The likely impact of Brexit, then, will be more of the same. Stagnant or falling incomes for those in work with relative protection for those on pensions. Five years from now, the charts showing income and wealth by age will probably look very similar.
This graph by Oxford demographer Maja Založnik displays, for each age group, the percentage of the vote and the turnout in the EU referendum. Remain voters are in yellow, Leave voters in blue, registered voters who didn’t vote in light grey and unregistered voters in dark grey.
It shows clearly how big a role the over-65s played in swinging the vote to leave. She points out that, had the vote been weighted by remaining life expectancy, the result would have gone the other way, as the votes of those with longer to live would have counted for more.
Many of those who voted Leave won’t have to live with the long-term consequences of Britain’s exit from the EU. Thanks to the relative insulation of pensions and pensioner benefits from the economic fallout, they won’t feel many of the short-term consequences either.
As John Harris remarked recently, in British politics, older politicians and voters are now calling the shots:
In both main parties, the former dominance of a clique of self-styled “modernisers” has been avenged, and politics is about a new emphasis on age, experience and supposedly traditional values.

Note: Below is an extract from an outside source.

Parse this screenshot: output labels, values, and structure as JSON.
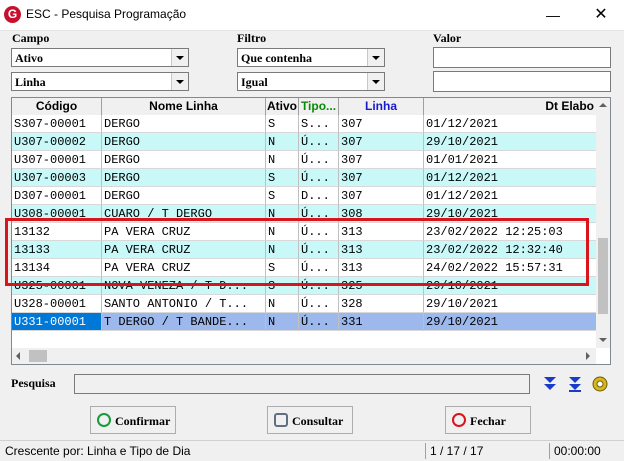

In contrast to the excitable 40-somethings of the recent past, Theresa May and Jeremy Corbyn are 60 and 67 respectively. Besides leaving the EU, her flagship policy is the return of grammar schools; his, as far as I can tell, is the renationalisation of the railways. There may be occasional signs of interest in things more relevant to the 21st century (even if they have yet to cohere into a convincing vision, witness some of the recent pronouncements by the shadow chancellor John McDonnell). But the mainstream too often seems to be carved up between two conservative parties, led by people who are neither intellectually curious nor shaped by the great technological convulsions that have defined the past 25 years.
The electorate is growing older, and politics is clearly being reoriented accordingly.
On the day of the Autumn Statement there was a pro-Brexit demonstration. The chap in the middle here asks, “Who really runs this country?” If the income and wealth stats are anything to go by, the answer to that is pretty clear.